Distinct signaling pathways after higher or lower doses of radiation in three closely related human lymphoblast cell lines

Abstract

Purpose: The tumor suppressor p53 plays an essential role in cellular responses to DNA damage caused by ionizing radiation; therefore, this study aims to further explore the role that p53 plays at different doses of radiation.

Materials and methods: The global cellular responses to higher-dose (10 Gy) and lower dose (iso-survival dose, i.e., the respective D0 levels) radiation were analyzed using microarrays in three human lymphoblast cell lines with different p53 status: TK6 (wild-type p53), NH32 (p53-null), and WTK1 (mutant p53). Total RNAs were extracted from cells harvested at 0, 1, 3, 6, 9, and 24 h after higher and lower dose radiation exposures. Template-based clustering, hierarchical clustering, and principle component analysis were applied to examine the transcriptional profiles.

Results: Differential expression profiles between 10 Gy and iso-survival radiation in cells with different p53 status were observed. Moreover, distinct gene expression patterns were exhibited among these three cells after 10 Gy radiation treatment, but similar transcriptional responses were observed in TK6 and NH32 cells treated with iso-survival radiation.

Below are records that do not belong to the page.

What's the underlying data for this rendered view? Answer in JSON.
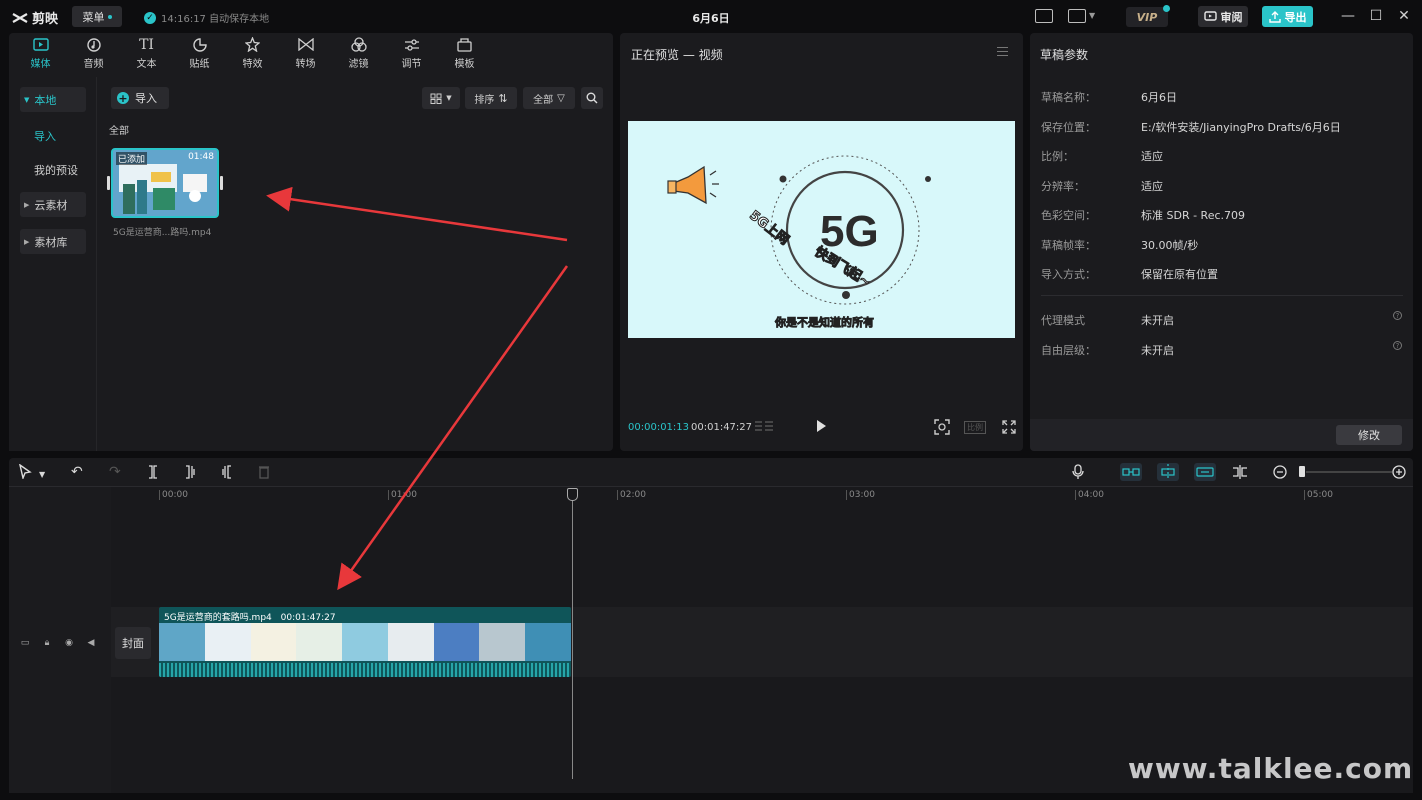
{
  "app": {
    "name": "剪映",
    "menu_label": "菜单",
    "save_status": "14:16:17 自动保存本地",
    "doc_title": "6月6日",
    "vip_label": "VIP",
    "review_label": "审阅",
    "export_label": "导出"
  },
  "media_tabs": [
    {
      "label": "媒体",
      "icon": "media-icon"
    },
    {
      "label": "音频",
      "icon": "audio-icon"
    },
    {
      "label": "文本",
      "icon": "text-icon"
    },
    {
      "label": "贴纸",
      "icon": "sticker-icon"
    },
    {
      "label": "特效",
      "icon": "effects-icon"
    },
    {
      "label": "转场",
      "icon": "transition-icon"
    },
    {
      "label": "滤镜",
      "icon": "filter-icon"
    },
    {
      "label": "调节",
      "icon": "adjust-icon"
    },
    {
      "label": "模板",
      "icon": "template-icon"
    }
  ],
  "sidebar": {
    "local": "本地",
    "import": "导入",
    "my_presets": "我的预设",
    "cloud": "云素材",
    "library": "素材库"
  },
  "library": {
    "import_label": "导入",
    "sort_label": "排序",
    "all_filter_label": "全部",
    "section_label": "全部",
    "item": {
      "badge": "已添加",
      "duration": "01:48",
      "name": "5G是运营商...路吗.mp4"
    }
  },
  "preview": {
    "title": "正在预览 — 视频",
    "current_time": "00:00:01:13",
    "total_time": "00:01:47:27",
    "ratio_label": "比例",
    "canvas_big_text": "5G",
    "canvas_left_text": "5G上网",
    "canvas_right_text": "快到飞起~",
    "canvas_caption": "你是不是知道的所有"
  },
  "params": {
    "title": "草稿参数",
    "rows": [
      {
        "label": "草稿名称：",
        "value": "6月6日"
      },
      {
        "label": "保存位置：",
        "value": "E:/软件安装/JianyingPro Drafts/6月6日"
      },
      {
        "label": "比例：",
        "value": "适应"
      },
      {
        "label": "分辨率：",
        "value": "适应"
      },
      {
        "label": "色彩空间：",
        "value": "标准 SDR - Rec.709"
      },
      {
        "label": "草稿帧率：",
        "value": "30.00帧/秒"
      },
      {
        "label": "导入方式：",
        "value": "保留在原有位置"
      }
    ],
    "rows2": [
      {
        "label": "代理模式",
        "value": "未开启"
      },
      {
        "label": "自由层级：",
        "value": "未开启"
      }
    ],
    "modify_label": "修改"
  },
  "timeline": {
    "ruler": [
      "00:00",
      "01:00",
      "02:00",
      "03:00",
      "04:00",
      "05:00"
    ],
    "clip_name": "5G是运营商的套路吗.mp4",
    "clip_duration": "00:01:47:27",
    "cover_label": "封面",
    "zoom_level": 0.1
  },
  "watermark": "www.talklee.com",
  "colors": {
    "accent": "#2ac4c9",
    "background": "#0d0d0f",
    "panel": "#1b1b1e",
    "annotation_arrow": "#e8383b"
  }
}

Conclusions: After 10 Gy radiation exposure, the p53 signaling pathway played an important role in TK6, whereas the NFkB signaling pathway appeared to replace the role of p53 in WTK1. In contrast, after iso-survival radiation treatment, E2F4 seemed to play a dominant role independent of p53 status. This study dissected the impacts of p53, NFkB and E2F4 in response to higher or lower doses of gamma-irradiation.

Fig. 1.

(A) Hierarchical clustering of RNA expression profiles for TK6, NH32, and WTK1 cells after 10 Gy and iso-survival doses of radiation. For each cell line, expression levels relative to time 0 are shown at 0, 1, 3, 6, 9, and 24 h after both 10 Gy and iso-survival radiation exposures. The Venn diagrams for each cell line are shown on the right side. (B) Principal component analysis of the genes with twofold changes for each cell line. Red spots indicate 10 Gy treatment; green spots indicate iso-survival treatments. (C) Venn diagrams of genes in response to 10 Gy and iso-survival radiation for each cell line.

Fig. 2.

Downregulation of E2F4-related cell-cycle genes in TK6, WTK1, and NH32 after iso-survival treatments. (A) Hierarchical clustering of 36 E2F4-related cell-cycle genes. (B) Gene network of the E2F4-related cell-cycle genes was revealed by using ingenuity pathway analysis. The solid lines indicate direct evidence of an interaction between the two genes according to published literature reports, whereas the dash lines indicate indirect evidence. Green areas denote genes that were downregulated at 24 h after iso-survival irradiation in TK6. Dose-response curves of MAD2L1, PTTG1, and STMN1 in TK6 (C) and NH32 (D) using quantitative reverse transcription polymerase chain reaction (RT-PCR). Cells were harvested at 24 h after radiation. The expression values were first normalized to ACTB and presented as the relative ratio to control (0 Gy). The data represent an average of three independent quantitative RT-PCR reactions.

Fig. 3.

Activation of p53- and NFkB-signaling pathways in TK6 and WTK1, respectively, after 10 Gy radiation treatment. (A) Hierarchical clustering (left) and p53-centered gene network (right) at 24 h after irradiation in TK6 of the 25 cell death-related genes. (B) Hierarchical clustering (left) and NFkB-centered gene network (right) at 9 h (maximum response) after irradiation in WTK1 of the eight survival-related genes. Gray (white) areas denote nonresponsive genes. Other details of the gene network are the same as in Fig. 2b.

Fig. 4.

The proposed model of differential transcriptional responses to higher and lower doses of ionizing radiation. Solid boxes represent cellular responses. The box with a dotted line indicates evidence inferred from the literature. Question marks denote yet-to-be established connections.